Most (91%) were nonemergent colon resections, and the findings were also robust to the indication for surgery (i.e., they were not driven by emergent repairs of bowel perforations).
Preventing and Identifying Anastomotic Leaks (and other postop infections after colorectal surgery)
“Low-FTR” centers (failure-to-rescue, meaning deaths after surgery) tend to adhere to enhanced recovery after surgery (ERAS) best practices.
Thus, the best prevention is to go work at one of these centers, as it’s not possible to initiate these operational and cultural changes without engaged surgeon leadership paired with effective communication and collaboration with critical care teams, all backed by strong institutional support.
While unstandardized, these protocols usually include preadmission measures (nutrition, etc), as well as postoperative interventions:
Closed ICUs (intensivist-run and well-staffed)
Bundles to prevent surgical site infections
Effective pain management
Preemptive, multimodal antiemetic prophylaxis
Goal-directed fluid therapy (avoiding overload or depletion), sometimes with hemodynamic monitoring
Stopping maintenance fluids asap postoperatively
Proactive use of vasopressors when needed to maintain MAP >65 mmHg, for hypotension persisting after adequate volume resuscitation
While such studies are subject to confounding, high adherence with ERAS best practices has been strongly associated with lower mortality after colorectal surgery.
Diagnosing Anastomotic Leaks
Anastomotic leaks are easy to miss or “wish away” by attributing their symptoms and signs to one of the many causes they can masquerade as.
Tachycardia, oliguria, tachypnea, and general failure to “rally”—persistent absent bowel function or low-grade encephalopathy—these common signs of anastomotic leak are nonspecific and may be subtle.
Persistent fever and diffuse abdominal pain are more specific signals that should generate a high degree of suspicion for a leak.
Procalcitonin and C-reactive protein have been studied as biomarkers. Their performance characteristics remain unclear, but low CRP levels indexed to postop day may help rule out leaks. Leukocytosis is often absent until late.

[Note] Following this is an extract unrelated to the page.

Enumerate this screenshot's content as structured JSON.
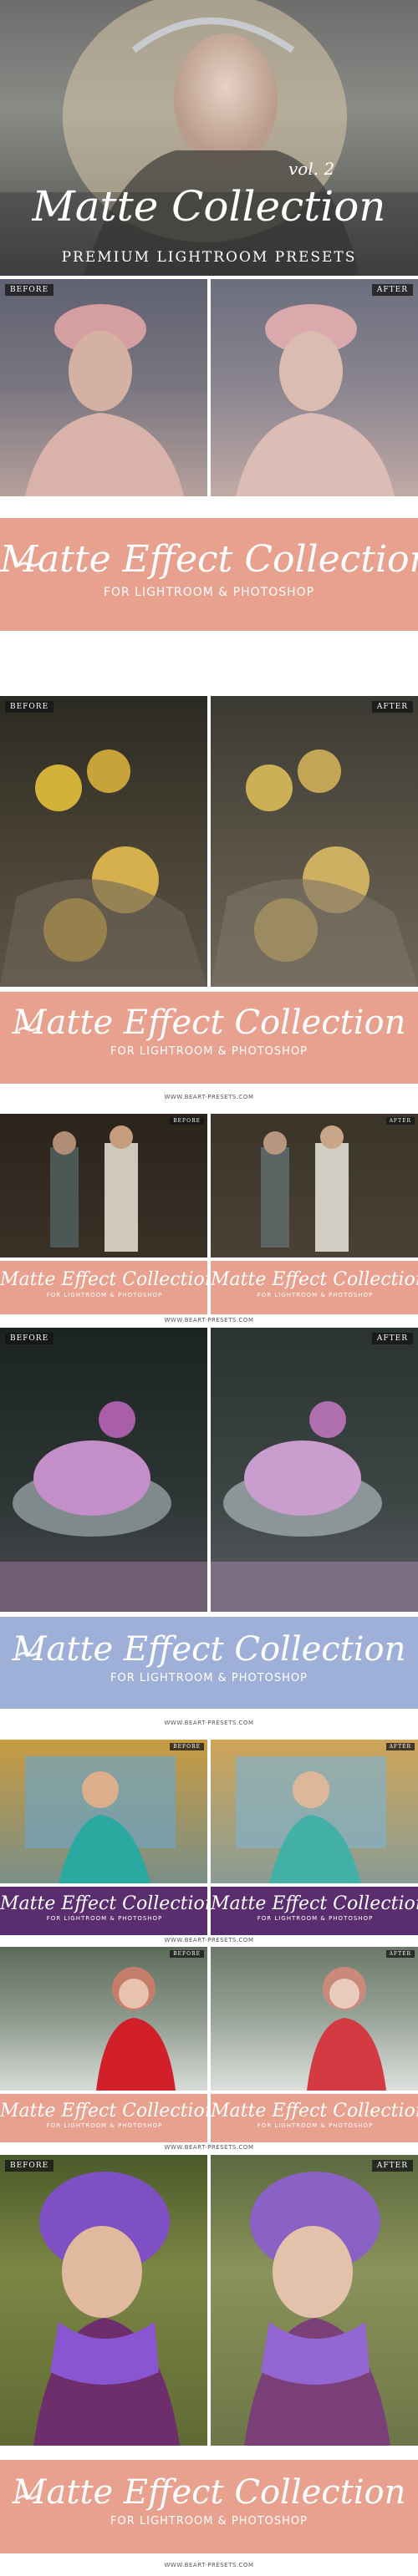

Overt peritonitis or purulent or feculent drainage from surgical drains are late findings that may portend a worse outcome.

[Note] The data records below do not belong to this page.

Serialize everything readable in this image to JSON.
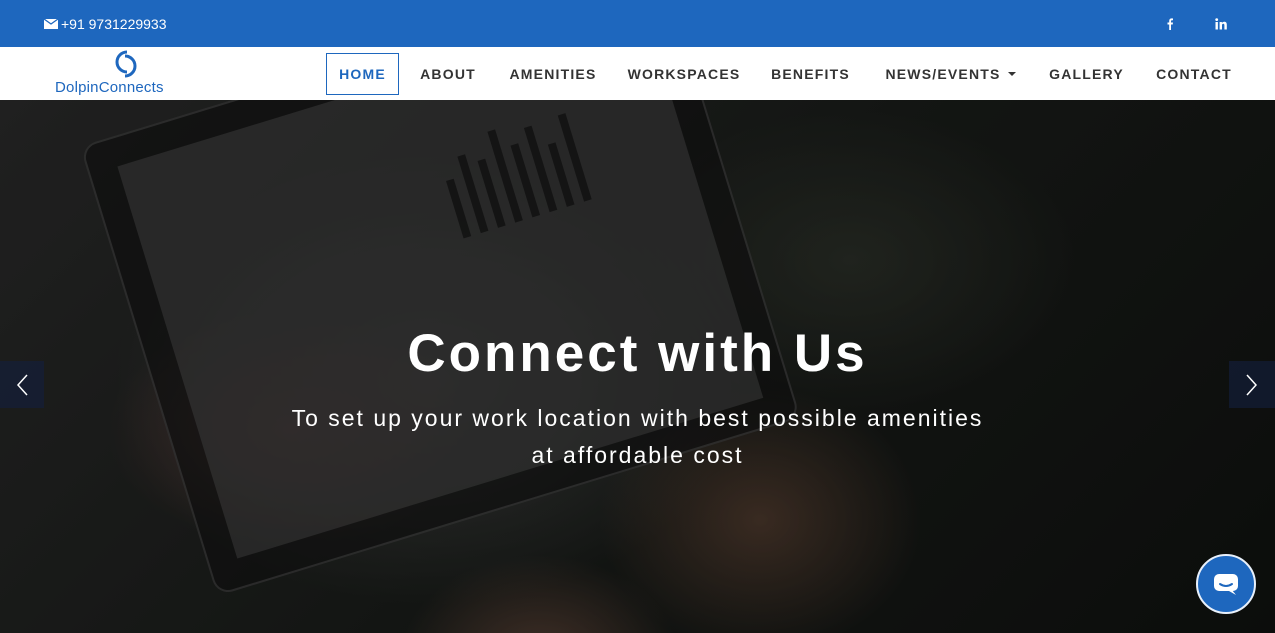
{
  "topbar": {
    "phone": "+91 9731229933",
    "icons": [
      "envelope-icon",
      "facebook-icon",
      "linkedin-icon"
    ],
    "background": "#1e67be"
  },
  "logo": {
    "text": "DolpinConnects",
    "color": "#1e67be"
  },
  "nav": {
    "items": [
      {
        "label": "HOME",
        "active": true
      },
      {
        "label": "ABOUT"
      },
      {
        "label": "AMENITIES"
      },
      {
        "label": "WORKSPACES"
      },
      {
        "label": "BENEFITS"
      },
      {
        "label": "NEWS/EVENTS"
      },
      {
        "label": "GALLERY"
      },
      {
        "label": "CONTACT"
      }
    ],
    "active_color": "#1e67be"
  },
  "hero": {
    "title": "Connect with Us",
    "subtitle_line1": "To set up your work location with best possible amenities",
    "subtitle_line2": "at affordable cost",
    "controls": [
      "chevron-left-icon",
      "chevron-right-icon"
    ]
  },
  "chat": {
    "icon": "chat-bubble-icon",
    "color": "#1e67be"
  }
}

CT abdomen and pelvis with IV and rectal contrast is the first-line test to diagnose anastomotic leak.
Extraluminal air, fluid collections near the anastomosis, or extravasation of rectal contrast are suggestive or diagnostic.

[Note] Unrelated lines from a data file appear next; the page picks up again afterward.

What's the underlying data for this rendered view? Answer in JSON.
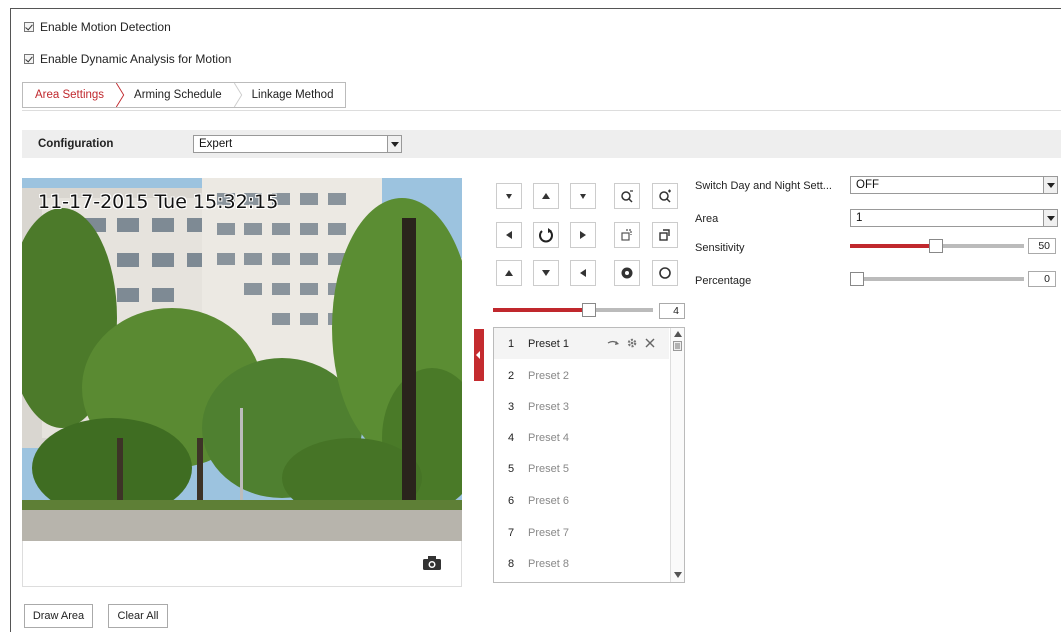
{
  "checkboxes": {
    "motion_detection": "Enable Motion Detection",
    "dynamic_analysis": "Enable Dynamic Analysis for Motion"
  },
  "tabs": [
    {
      "label": "Area Settings",
      "active": true
    },
    {
      "label": "Arming Schedule",
      "active": false
    },
    {
      "label": "Linkage Method",
      "active": false
    }
  ],
  "configuration": {
    "label": "Configuration",
    "value": "Expert"
  },
  "video": {
    "osd_text": "11-17-2015 Tue 15:32:15"
  },
  "ptz": {
    "speed_value": "4",
    "speed_level": 0.6
  },
  "presets": [
    {
      "num": "1",
      "name": "Preset 1"
    },
    {
      "num": "2",
      "name": "Preset 2"
    },
    {
      "num": "3",
      "name": "Preset 3"
    },
    {
      "num": "4",
      "name": "Preset 4"
    },
    {
      "num": "5",
      "name": "Preset 5"
    },
    {
      "num": "6",
      "name": "Preset 6"
    },
    {
      "num": "7",
      "name": "Preset 7"
    },
    {
      "num": "8",
      "name": "Preset 8"
    }
  ],
  "settings": {
    "switch_day_night_label": "Switch Day and Night Sett...",
    "switch_day_night_value": "OFF",
    "area_label": "Area",
    "area_value": "1",
    "sensitivity_label": "Sensitivity",
    "sensitivity_value": "50",
    "percentage_label": "Percentage",
    "percentage_value": "0"
  },
  "buttons": {
    "draw_area": "Draw Area",
    "clear_all": "Clear All"
  },
  "colors": {
    "accent": "#c0282d"
  }
}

Water-soluble enemas (Gastrografin) can make the diagnosis but are less sensitive than CT.
For low pelvic anastomoses, flexible sigmoidoscopy can allow visualization of the staple line directly.
Not All Anastomotic Leaks Require Surgery
Some leaks (Grade A) are asymptomatic, discovered incidentally on imaging, and resolve with observation alone.
Grade B leaks can be managed nonsurgically with antibiotics and percutaneous abscess drainage.
Leaks producing systemic sepsis (Grade C) require reoperation (laparotomy and washout with creation of a diversion ostomy), although minimally invasive endoscopic therapies are in use at some centers.
References
Savitch SL, Lagisetty KH, Suwanabol PA. Delayed Diagnosis of Anastomotic Leak and Failure to Rescue After Colon Resection. JAMA Surgery. Published online February 11, 2026. doi:https://doi.org/10.1001/jamasurg.2025.6551
Anastomotic Leakage in Colorectal Cancer Surgery. Surgical Oncology. 2022. Chiarello MM, Fransvea P, Cariati M, et al.
Management of Low Colorectal/Coloanal Anastomotic Leak: Results of a French National Intergroups Practice Survey (FRENCH-GRECCAR-SFCD). World Journal of Surgery. 2025. Pastier C, Ben Hmida W, Lefèvre JH, et al.
Considerations in Case of Suspected Anastomotic Leakage in the Lower GI Tract. Best Practice & Research. Clinical Gastroenterology. 2024. de Wit A, Daams F.
Management of Anastomotic Leak: Lessons Learned From a Large Colon and Rectal Surgery Training Program. World Journal of Surgery. 2014. Blumetti J, Chaudhry V, Cintron JR, et al.